RBA Rate Decision – June 2017

The Reserve Board met today, and they kept the cash rate on hold for another month at 1.5%. Now we saw May 2017 being a very interesting month in regards to the Federal Budget. It came out, and we did see some surprises inside that Federal Budget.

Firstly let’s talk about the Bank Levy. This is all to do with what they call budget repair and it’s basically a levy on the banks to raise a considerable amount of money to try and bring that budget back into surplus. That will have a flow-on effect when we talk about the share market. Some banks went down by 10% in May, but the overall ASX Top 200 dropped by 3.4%, so it’s a tough month for the equity market. On the other hand, when we come across to the property investors, what we saw in the budget was no changes to negative gearing which we anticipated and also the capital gains exemptions didn’t come through as well. So that was all good news but what was a surprise were two things. Firstly, obviously travel costs. A ban on claiming travel expenses to go and inspect your investment property. That was a surprise, and I thought that was a bit harsh. I suspect what they should have done was maybe put a cap on how much you can actually claim as a deduction against travel because if I’ve got a million dollar asset in Sydney and I want to go and have a look at that asset, I should be able to claim some of those costs. But again, we don’t like roding and if the government and the tax office felt that there was roding in that, they will just put on a blanket ban. So hopefully we can change that over time. The other one which was a big surprise was depreciation. We did see that come out of left field where we’re seeing that the actual fixtures and fittings of a property will no longer be able to be claimed on existing property for those people. In that respect, we’ve actually done a podcast on this at The Property Couch where we speak with Bradley Beer, who is a leader of BMT Tax Depreciation and Quantity Surveyors. Check out that podcast if you want more details in that area. It hasn’t been legislated yet so we’re hoping that there might be some changes to that but it was certainly unexpected so do check out that episode at thepropertycouch.com.au.

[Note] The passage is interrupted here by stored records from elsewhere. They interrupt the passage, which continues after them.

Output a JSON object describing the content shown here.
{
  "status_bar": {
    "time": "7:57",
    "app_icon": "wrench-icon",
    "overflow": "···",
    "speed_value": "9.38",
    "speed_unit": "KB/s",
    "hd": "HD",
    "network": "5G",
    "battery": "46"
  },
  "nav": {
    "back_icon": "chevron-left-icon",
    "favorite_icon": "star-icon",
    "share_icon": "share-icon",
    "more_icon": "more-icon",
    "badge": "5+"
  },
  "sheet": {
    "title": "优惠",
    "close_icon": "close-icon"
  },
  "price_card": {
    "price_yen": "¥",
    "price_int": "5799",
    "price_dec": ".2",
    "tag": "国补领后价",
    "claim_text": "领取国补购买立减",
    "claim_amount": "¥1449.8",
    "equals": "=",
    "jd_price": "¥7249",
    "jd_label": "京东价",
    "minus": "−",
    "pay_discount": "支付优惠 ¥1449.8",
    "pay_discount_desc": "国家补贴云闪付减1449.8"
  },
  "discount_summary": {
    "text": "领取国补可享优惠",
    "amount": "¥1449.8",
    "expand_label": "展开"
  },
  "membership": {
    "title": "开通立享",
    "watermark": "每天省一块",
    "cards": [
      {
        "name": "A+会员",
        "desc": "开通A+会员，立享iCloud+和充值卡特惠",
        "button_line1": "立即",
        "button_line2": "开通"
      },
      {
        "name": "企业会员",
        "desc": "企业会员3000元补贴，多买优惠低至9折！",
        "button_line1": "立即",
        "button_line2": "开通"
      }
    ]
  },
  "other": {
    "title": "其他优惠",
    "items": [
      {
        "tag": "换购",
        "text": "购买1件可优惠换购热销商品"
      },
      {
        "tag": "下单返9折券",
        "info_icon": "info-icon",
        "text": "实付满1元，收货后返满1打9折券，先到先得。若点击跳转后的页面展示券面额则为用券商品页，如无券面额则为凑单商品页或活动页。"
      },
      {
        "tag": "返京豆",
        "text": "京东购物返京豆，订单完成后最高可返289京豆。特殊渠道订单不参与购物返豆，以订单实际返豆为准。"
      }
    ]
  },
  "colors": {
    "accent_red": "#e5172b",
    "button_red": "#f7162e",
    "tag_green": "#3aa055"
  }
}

So that’s what’s happened in May. Now what is exciting to announce is, as of tomorrow, we get to see our GDP numbers. That’s the gross domestic production. We’re talking about the March quarter, and we had a positive December quarter 1.1% growth after a negative 0.5 of 1% in September. But what we have seen is we’ll actually surpass the Netherlands as the longest country in history where this has been tracked of positive economic growth.

A technical recession is two negative quarters and since we had a positive quarter last time, even if we have a negative quarter this time, we will actually pass them.

Hopefully, it will be positive but there is some commentators and economists out there who think we’re going to have a negative quarter and the main reason behind that could be Cyclone Debby. The coal mining areas of Northern Queensland and also the floods that come through. Because what we need to understand with GDP is half of GDP is made up of retail spending so that’s us getting out there and spending money. Well if we’re locked in by the floods and hard to get access to things and at the same time, we’re not exporting goods because our ports are closed, or our mines are flooded those types of things have an impact. So we may see a negative quarter tomorrow. That being said, hopefully the economy is moving in a positive direction, but it is a line ball discussion. We’re certainly not growing at that 3% that we’d like to be growing at and that obviously is going to be a challenge for the economy and a challenge for confidence because we did see a positive read on business confidence and that’s always good. Last month data on retail spending was also a real positive where it went up 1%. That is really good considering that we actually had recent periods of time we’ve had some really sluggish retail sales. I expect that to also have an excellent month in June and the reason I believe that was the case is that the other thing we saw in the Federal Budget is incentives for small businesses. Small businesses can spend up to $20,000 and claim that immediately if their turnover is less than $10 million. We are seeing businesses out there who will take advantage of that and go to the Harvey Norman’s and maybe buy new computers and some upgrades or they might get some new furniture for the offices. That is a positive thing and we’ll hopefully see that flow through the numbers in terms of retail spending. Again that links into positive economic growth and that’s good for the economy.

However, we’re also seeing that the Reserve Bank still has a major issue when it comes to household debt. Whilst the value of our property is growing, we are very confident and we spend. It’s called the wealth effect. We go out and we spend money because we feel like our net worth is high. We feel like we’ve got job security so we get out there and spend money. That is a real positive when it comes to those types of situations but what if it was a negative? This is what the Reserve Bank is trying to grapple with right now with slowing down the property market. It needs to slow down the property market gradually rather than sort of having that steep correction. Why is that important? Because if the wealth effect was in reverse we would stop spending and when we stop spending, we stop employing people because retail jobs make up a considerable part of our broader economy. And when we stop spending we will also stop building new homes and the trade and construction sector starts to slow down. We potentially can go into a deeper correction and go into that recession. How deep that recession can become all comes back to our confidence, our sentiment in terms of how the market is going to look. Now we’re going to be bombarded in the media with you know a boom-bust scenario. We’ve had this boom story for the last few years and potentially we’ll start to see stories coming out about property bust and probably prices correcting. Now if we all believed that story on mass, the reality is we will be self-perpetuating a recession. Because we’ll believe it and as we believe it, we’ll basically close our wallets and we don’t spend. And so that deep recession could actually materialise if it is up to us.

So it’s important to understand that the Governor and the Reserve Board understand this intimately and that’s why they’re trying to tweak the market through little subtle changes to slow down the appetite for residential property at the moment. That is a sensible move, but it’s also up to us to make sure that if we do have a little bit money there to continue to keep living and enjoying the things that we’re doing while also you know keeping a little bit aside. And for those households who are spending beyond your means or you’re using credit cards and living the good life you’re the one who needs to pull those purse strings. You need to slow down the appetite for discretionary spending and the Need It Now type attitude because if we can get that right we can navigate through this period and we can continue this amazing journey of positive economic growth. And obviously, that means prosperity for you, me and the nation.